The right to learn

Government officials must understand that Beduin children who live in unrecognized villages in the Negev are not part of the ongoing land struggle.

311_Beduin children (photo credit: Sarah Levin)
311_Beduin children
(photo credit: Sarah Levin)
In recent weeks, hundreds of thousands of children have returned to school and preschool. Most families take this for granted. By contrast, in the unrecognized Beduin village of Rahme, like in most unrecognized Beduin villages in the Negev, there is no school.
For Rahme at least, this is about to change.
Following a court ruling, a kindergarten will soon be opened there. This unusual occurrence – if it comes to fruition – will be the culmination of a civic and legal struggle led jointly by Beduin residents of Rahme and their Jewish neighbors in Yeroham, under the auspices of the Association for Civil Rights in Israel’s civic action group and Commitment to Peace and Social Justice.
Rahme and several dozen other Beduin villages in the Negev do not have kindergartens and schools. This is because the state has never recognized these villages whose residents are treated as illegal squatters. Some of the villages have existed in their current location since before the establishment of the state, and others are located in an area called the Siyag, where many Beduin citizens were forced to relocate in the 1950s and ’60s.
As a result, the government does not provide them with basic rights and services – electricity, paved roads, water, educational facilities, public transportation and more.

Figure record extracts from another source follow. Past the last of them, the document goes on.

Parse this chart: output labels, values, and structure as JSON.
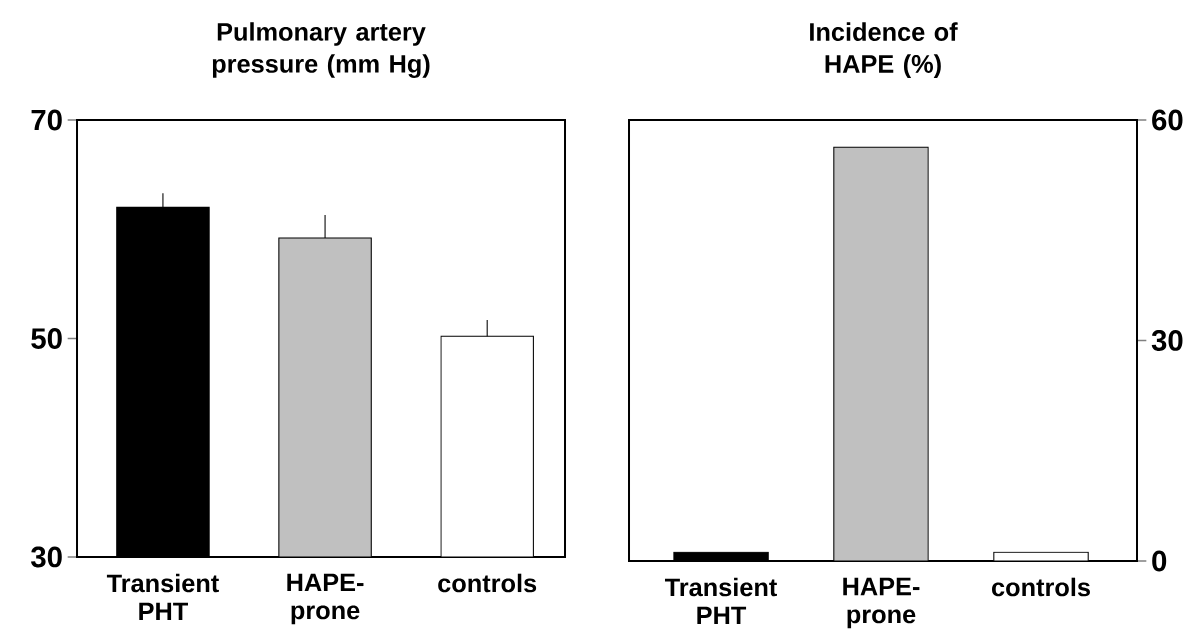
{
  "chart_data": [
    {
      "type": "bar",
      "title": "Pulmonary artery pressure (mm Hg)",
      "categories": [
        "Transient PHT",
        "HAPE-prone",
        "controls"
      ],
      "values": [
        62.0,
        59.2,
        50.2
      ],
      "colors": [
        "#000000",
        "#c0c0c0",
        "#ffffff"
      ],
      "errors": [
        [
          62.0,
          63.3
        ],
        [
          59.2,
          61.3
        ],
        [
          50.2,
          51.7
        ]
      ],
      "ylim": [
        30,
        70
      ],
      "yticks": [
        30,
        50,
        70
      ],
      "grid": false
    },
    {
      "type": "bar",
      "title": "Incidence of HAPE (%)",
      "categories": [
        "Transient PHT",
        "HAPE-prone",
        "controls"
      ],
      "values": [
        1.2,
        56.3,
        1.2
      ],
      "colors": [
        "#000000",
        "#c0c0c0",
        "#ffffff"
      ],
      "ylim": [
        0,
        60
      ],
      "yticks": [
        0,
        30,
        60
      ],
      "grid": false
    }
  ]
}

Two years ago, a governmental committee headed by retired Supreme Court justice Eliezer Goldberg recommended that the state recognize these villages. However, the implementation may take a long time. In the meantime, more and more Beduin children do not attend preschools. In light of this, the residents of Rahme and Yeroham decided that they shouldn’t wait any longer to take action.

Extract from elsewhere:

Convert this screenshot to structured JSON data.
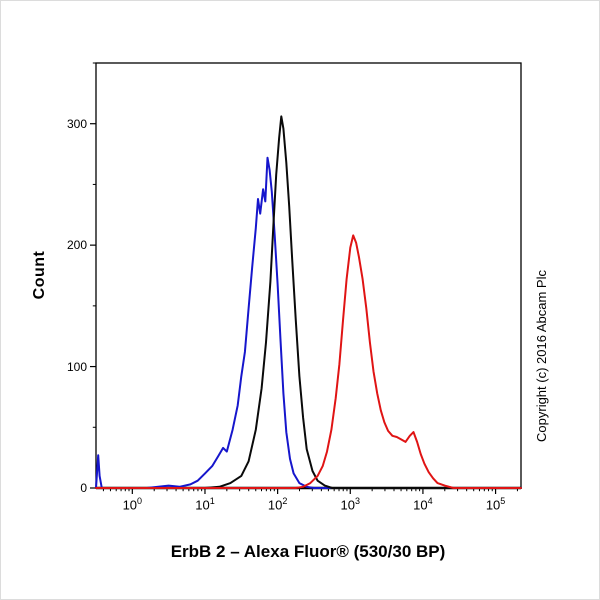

For the members of the civic action group in Yeroham and Rahme, it took years of lobbying, an unofficial preschool that was demolished by the authorities and a legal petition to force the state to build an official kindergarten in Rahme. The landmark ruling handed down by Beersheba District Court in May forced the authorities to begin establishing a kindergarten by the start of the current school year. Moreover, it served as a decisive statement to the authorities: They cannot hold children hostage in the struggle over unrecognized villages. The right of the children of Rahme to an accessible kindergarten should not be dependent on the resolution of the Negev’s problems.

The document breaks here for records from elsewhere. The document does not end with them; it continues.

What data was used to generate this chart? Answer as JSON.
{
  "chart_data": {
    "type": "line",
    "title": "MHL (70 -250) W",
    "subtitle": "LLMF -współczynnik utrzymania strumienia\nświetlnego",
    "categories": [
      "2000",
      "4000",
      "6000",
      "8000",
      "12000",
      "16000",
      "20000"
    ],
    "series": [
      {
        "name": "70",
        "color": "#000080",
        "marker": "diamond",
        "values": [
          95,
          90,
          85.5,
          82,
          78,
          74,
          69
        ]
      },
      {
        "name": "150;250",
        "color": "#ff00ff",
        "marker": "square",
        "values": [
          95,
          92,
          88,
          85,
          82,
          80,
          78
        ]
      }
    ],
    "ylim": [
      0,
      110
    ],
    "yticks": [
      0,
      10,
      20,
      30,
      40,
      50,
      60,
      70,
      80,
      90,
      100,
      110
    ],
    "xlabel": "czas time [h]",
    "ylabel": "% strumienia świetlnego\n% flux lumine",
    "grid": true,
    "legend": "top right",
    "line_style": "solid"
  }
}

EDUCATION IS an empty word without accessible schools. The problem is especially acute in preschool education. Although all Beduin children are legally entitled to free education, official kindergartens exist in few Beduin villages, and most children are expected to attend schools far from home. Moreover, there is no transportation enabling three and four year olds to reach existing preschools, and most parents are unable to drive them or to send them alone so far away.
It doesn’t take billions of shekels to remedy this problem; in practice, it is easy. The bigger challenge is a shift in the way the state views the situation.
Politicians and government officials must understand that the children who live in unrecognized villages are not part of the ongoing land struggle and that building a kindergarten is not a political act. Accessible education must come first, regardless of the future solutions – and not vice versa.
Whether the villages are recognized or a future dialogue between the state and Beduin communities ends the conflict differently, accessible kindergartens and schools must be built immediately. Each year that passes not only violates those children’s rights but also reduces the chances for a better future for the Negev.
Let us first hope that the children of Rahme can start attending preschool – close to home – as soon as possible. Let’s also hope that Rahme will serve not only as a model for future successes but as a wakeup call to the Education Ministry and to other government authorities to change their way of thinking about the Beduin and education in the Negev. If this happens, maybe next year fewer children in the Negev will be left without places to learn.
The writer is an attorney with the Association for Civil Rights in Israel.